Thursday, March 21, 2024
5:30-7:00 p.m.
True North Classroom (101), 280 Brook St.
5:30 p.m. Reception
6:00 p.m. Screening
6:30 p.m. Discussion
Join The Center for Latin American and Caribbean Studies (CLACS) and the Institute at Brown for Environment and Society (IBES) for a screening of the award-winning documentary Raspando Coco, followed by a conversation with Pilar Egüez Guevara, documentary director and cultural anthropologist.

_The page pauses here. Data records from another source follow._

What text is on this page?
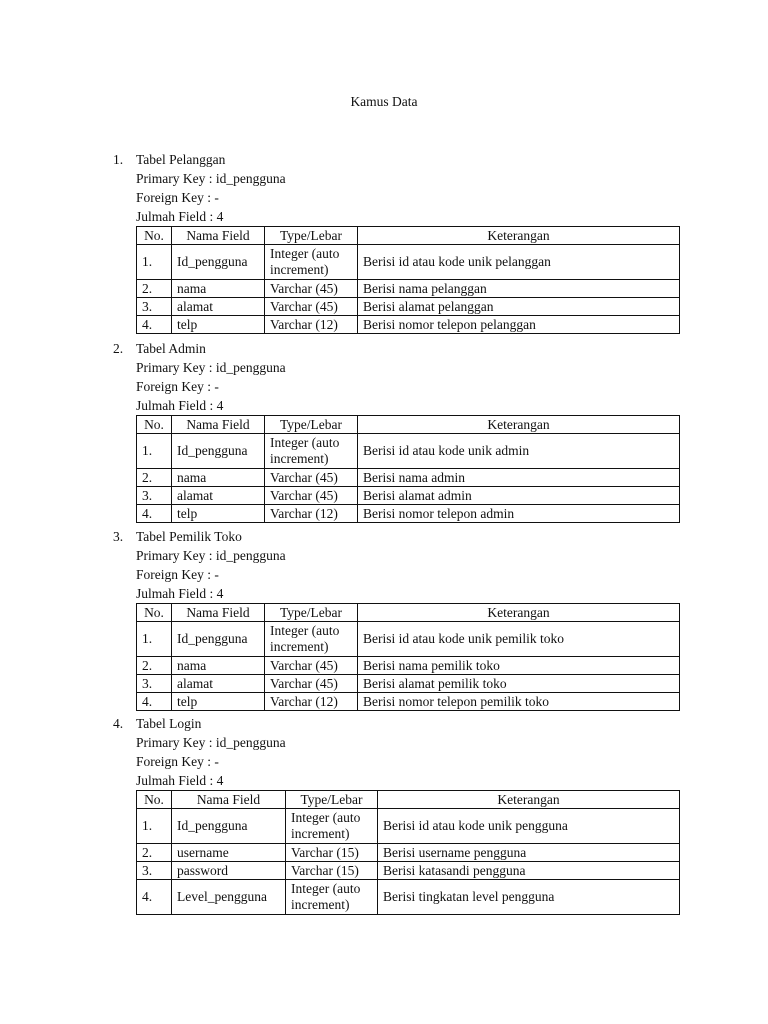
Kamus Data
1. Tabel Pelanggan
Primary Key : id_pengguna
Foreign Key : -
Julmah Field : 4
No.	Nama Field	Type/Lebar	Keterangan
1.	Id_pengguna	Integer (auto increment)	Berisi id atau kode unik pelanggan
2.	nama	Varchar (45)	Berisi nama pelanggan
3.	alamat	Varchar (45)	Berisi alamat pelanggan
4.	telp	Varchar (12)	Berisi nomor telepon pelanggan
2. Tabel Admin
Primary Key : id_pengguna
Foreign Key : -
Julmah Field : 4
No.	Nama Field	Type/Lebar	Keterangan
1.	Id_pengguna	Integer (auto increment)	Berisi id atau kode unik admin
2.	nama	Varchar (45)	Berisi nama admin
3.	alamat	Varchar (45)	Berisi alamat admin
4.	telp	Varchar (12)	Berisi nomor telepon admin
3. Tabel Pemilik Toko
Primary Key : id_pengguna
Foreign Key : -
Julmah Field : 4
No.	Nama Field	Type/Lebar	Keterangan
1.	Id_pengguna	Integer (auto increment)	Berisi id atau kode unik pemilik toko
2.	nama	Varchar (45)	Berisi nama pemilik toko
3.	alamat	Varchar (45)	Berisi alamat pemilik toko
4.	telp	Varchar (12)	Berisi nomor telepon pemilik toko
4. Tabel Login
Primary Key : id_pengguna
Foreign Key : -
Julmah Field : 4
No.	Nama Field	Type/Lebar	Keterangan
1.	Id_pengguna	Integer (auto increment)	Berisi id atau kode unik pengguna
2.	username	Varchar (15)	Berisi username pengguna
3.	password	Varchar (15)	Berisi katasandi pengguna
4.	Level_pengguna	Integer (auto increment)	Berisi tingkatan level pengguna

This event is the third in our year-long collaborative Consumable Commodities Film Series.
About the Documentary
Raspando coco is an award-winning film about the culinary and medicinal traditions of Afro-Ecuadorians. Since its premiere in 2018, it has been screened in three languages to audiences in Latin America, the United States, Europe and Japan. The film documents the health impacts and culinary traditions surrounding coconut as remembered and experienced by Afro-Ecuadorians on the coast of Ecuador. The movie positions communities of color as important knowledge bearers about health and food and shows the tensions that can arise when development and public health authorities label staple foods, like coconuts, unhealthy. This film will appeal to students and faculty interested in food justice and sovereignty, race and racism, Afro-Latin America, oral history and ethnography, public and community health, and sustainable development and agriculture.